As of September 2022, Nigeria’s headline inflation hit 20.77 percent, the highest in 17 years while the food inflation increased to 23.34 percent. Both inflation figures are expected to surge after Nigeria has completed the rebasing of the basket of goods for computing inflation in the country. The Financial Derivatives Company had in August predicted that Nigeria’s headline inflation would reach 44 percent on rebasing.

“I would have expected the fiscal spending to be anchored on revenue generation that does not hurt productivity. However, the key issue in inflation is policy certainty and credibility. Once the government can keep to its policy statement, inflation expectations will fall and actual inflation will be stable. To do that, the inflation target for the short to medium term must be set at the level that eliminates uncertainty and keep spending within the projected and expected band,” Femi Saibu, professor of economics, University of Lagos, said.

He added that Nigeria’s inflation was driven more by foreign exchange speculation and inflation expectations than the cost and supply constraints. And consequently, the only way the manifesto could be translated into viable welfare benefits was to build trust, credibility and policy consistency from the outset, he said.

The thought of limitless spending causes scare among Nigerian economic experts in view of Nigeria’s debt, which has risen considerably in the last eight years, reaching over N42 trillion as of September 2022 due to deficit financing occasioned by inadequate revenue. This is in addition to over N20 trillion debt through the ways and means advances of the Central Bank of Nigeria (CBN).

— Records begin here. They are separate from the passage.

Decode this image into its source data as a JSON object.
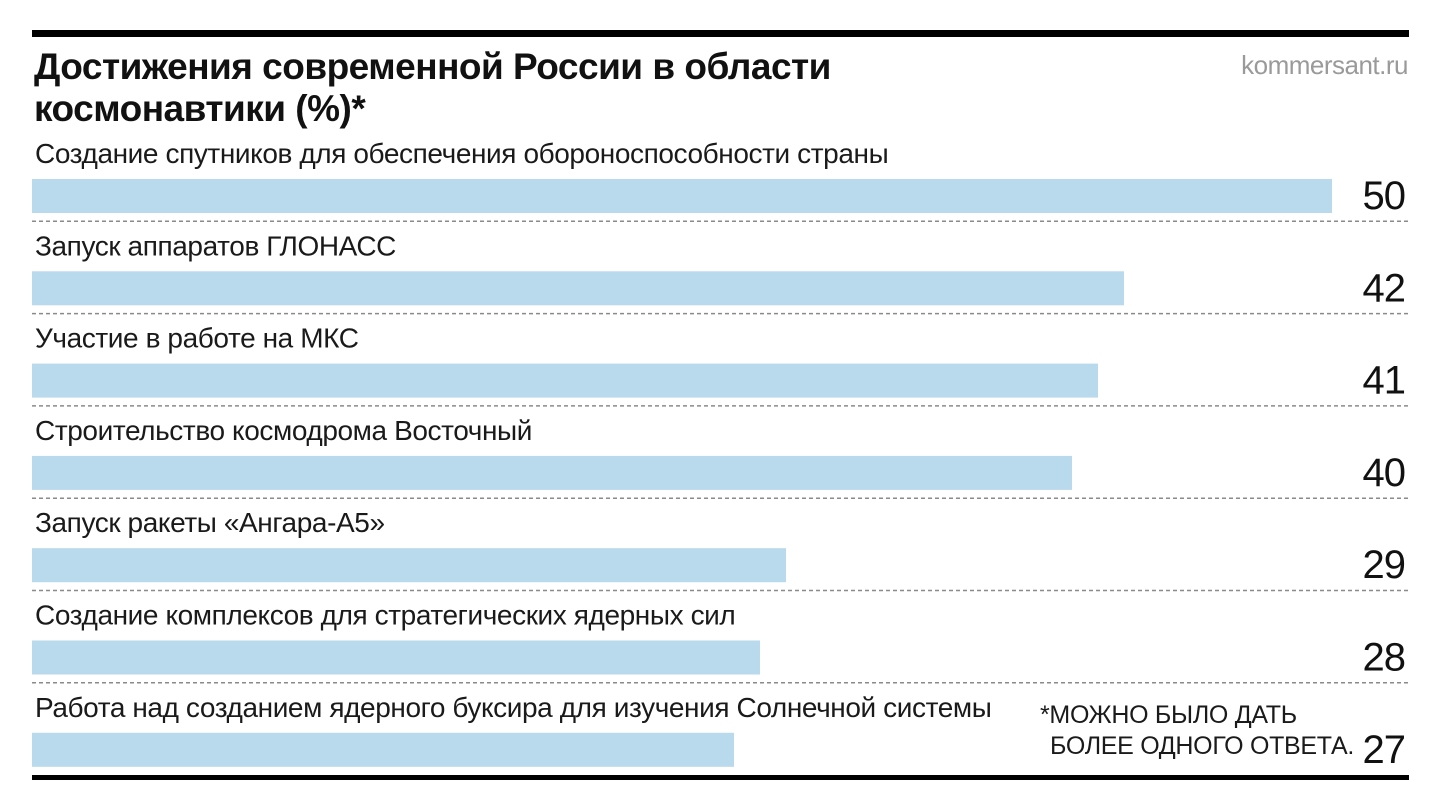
{
  "source": "kommersant.ru",
  "footnote": {
    "line1": "*МОЖНО БЫЛО ДАТЬ",
    "line2": "БОЛЕЕ ОДНОГО ОТВЕТА."
  },
  "colors": {
    "bar": "#b9d9ec",
    "rule": "#000000",
    "divider": "#8a8a8a"
  },
  "chart_data": {
    "type": "bar",
    "orientation": "horizontal",
    "title": "Достижения современной России в области космонавтики (%)*",
    "categories": [
      "Создание спутников для обеспечения обороноспособности страны",
      "Запуск аппаратов ГЛОНАСС",
      "Участие в работе на МКС",
      "Строительство космодрома Восточный",
      "Запуск ракеты «Ангара-А5»",
      "Создание комплексов для стратегических ядерных сил",
      "Работа над созданием ядерного буксира для изучения Солнечной системы"
    ],
    "values": [
      50,
      42,
      41,
      40,
      29,
      28,
      27
    ],
    "xlim": [
      0,
      50
    ],
    "xlabel": "",
    "ylabel": "",
    "grid": false
  }
}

Deficit financing in 2022 alone amounted to N5.3 trillion as of August 2022, which was N430.82 billion above the prorated level for that period, according to Zainab Ahmed, minister of finance, budget and national planning.

“It states correctly that the inflation in Nigeria is supply driven and not cost-push. It then says ‘usual anti-inflationary medicine’ will not work. This is correct. It then correctly recommends to fix this inflation is to increase supply,” Kalu Ajah, an economic analyst, said on his Twitter handle.

“The biggest story however in the document is on page 14, the budget methodology, which reads that the Tinubu administration will scrap the crude oil benchmark. This will allow the government to spend on deficit, without an ‘immunisation’ of revenues. Radical departure.”

Sanusi Lamido Sanusi, former CBN governor, while making a presentation at the recent Kaduna State Investment Summit 2022, attributed the rising inflation in Nigeria to deficit monetisation, which most experts fear is similar to the proposition in Tinubu’s manifesto.

“Deficit monetisation has also resulted in higher inflation – above and beyond the impact of higher commodity prices and a weaker FX rate. With both policy rates and market interest rates still in deeply negative territory, the CBN has created a powerful incentive for anyone with savings to move them off shore,” Sanusi said.